L’érosion côtière en Tunisie : un coût économique à ne pas sous-estimer

Un risque réel et économique

La Tunisie possède 1 300 km de côtes, et près de 70 % de son activité économique se concentre sur le littoral. L’érosion côtière n’est pas un problème environnemental abstrait : c’est un enjeu économique tangible.

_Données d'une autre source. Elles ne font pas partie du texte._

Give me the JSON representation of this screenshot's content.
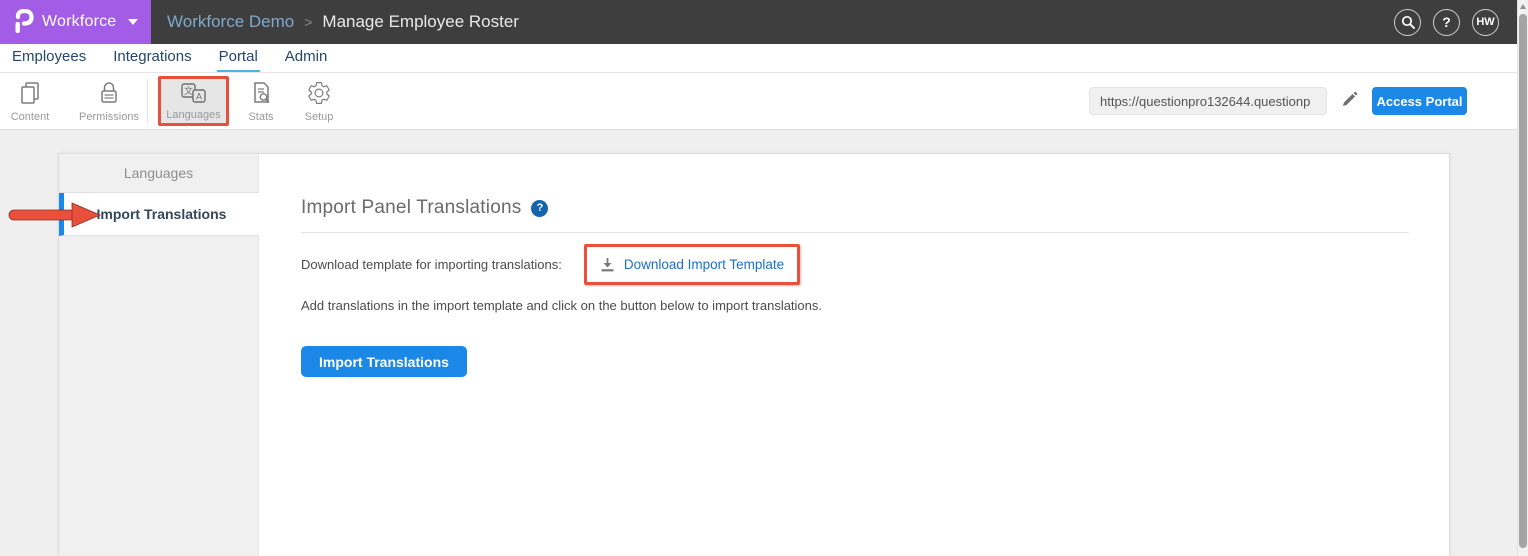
{
  "topbar": {
    "brand": "Workforce",
    "breadcrumb": {
      "parent": "Workforce Demo",
      "separator": ">",
      "current": "Manage Employee Roster"
    },
    "help_glyph": "?",
    "avatar_initials": "HW"
  },
  "nav": {
    "items": [
      {
        "label": "Employees"
      },
      {
        "label": "Integrations"
      },
      {
        "label": "Portal"
      },
      {
        "label": "Admin"
      }
    ],
    "active": "Portal"
  },
  "toolbar": {
    "items": [
      {
        "label": "Content",
        "icon": "pages-icon"
      },
      {
        "label": "Permissions",
        "icon": "lock-icon"
      },
      {
        "label": "Languages",
        "icon": "translate-icon",
        "selected": true,
        "annotated": true
      },
      {
        "label": "Stats",
        "icon": "page-search-icon"
      },
      {
        "label": "Setup",
        "icon": "gear-icon"
      }
    ],
    "url_value": "https://questionpro132644.questionp",
    "access_portal_label": "Access Portal"
  },
  "sidebar": {
    "header": "Languages",
    "items": [
      {
        "label": "Import Translations",
        "active": true
      }
    ]
  },
  "main": {
    "title": "Import Panel Translations",
    "help_glyph": "?",
    "download_label": "Download template for importing translations:",
    "download_link_label": "Download Import Template",
    "instructions": "Add translations in the import template and click on the button below to import translations.",
    "import_button_label": "Import Translations"
  },
  "colors": {
    "brand_purple": "#a35ce6",
    "topbar_gray": "#3e3e3e",
    "accent_blue": "#1b87e6",
    "link_blue": "#1d6fc5",
    "nav_underline": "#4cb2e2",
    "annotation_red": "#e8503c",
    "help_badge_blue": "#1565ad"
  }
}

Selon les projections de la Banque mondiale :

  • 1,37 milliard USD de pertes d’ici 2030

  • Plus de 2,3 milliards USD entre 2030 et 2050

Ces chiffres ne représentent pas des pertes actuelles, mais des scénarios basés sur le climat et l’exposition des infrastructures, du tourisme et des zones urbaines côtières.

Pourquoi ces chiffres sont plausibles

Plusieurs analyses confirment ces projections :

  • Dégradation des infrastructures publiques et privées

  • Perte de terres et dégradation du littoral

  • Impact économique sur le tourisme et le commerce côtier

  • Zones urbaines et portuaires à risque

D’autres estimations montrent que l’inaction pourrait réduire le PIB réel de 3,4 % d’ici 2030 (~1,8 milliard USD) et jusqu’à 6,4 % du PIB d’ici 2050 (~3,4 milliards USD).

Tendances et projections récentes

Les études locales et internationales (2023–2025) indiquent :

  • Un quart de la zone côtière tunisienne pourrait être affecté d’ici 2050

  • 1,6 milliard USD de terres potentiellement perdues

  • Les catastrophes naturelles actuelles (sécheresse, inondations) coûtent déjà jusqu’à 1,9 % du PIB

L’ensemble de ces chiffres intègre toutes les menaces climatiques : pénurie d’eau, inondations et érosion.

Implications pour décideurs et investisseurs

  • Le littoral concentre tourisme, ports et immobilier : exposition élevée au risque

  • Investir maintenant pour protéger les infrastructures est moins coûteux que subir les pertes futures

  • Les projections sont réalistes et permettent de planifier efficacement les stratégies économiques et urbaines

Agir avant qu’il ne soit trop tard

L’érosion côtière est un problème économique majeur, pas seulement environnemental. Les projections sont claires : l’inaction coûtera cher.

Action recommandée : intégrer ces chiffres dans l’urbanisme, le développement touristique et la protection des infrastructures pour limiter les pertes économiques.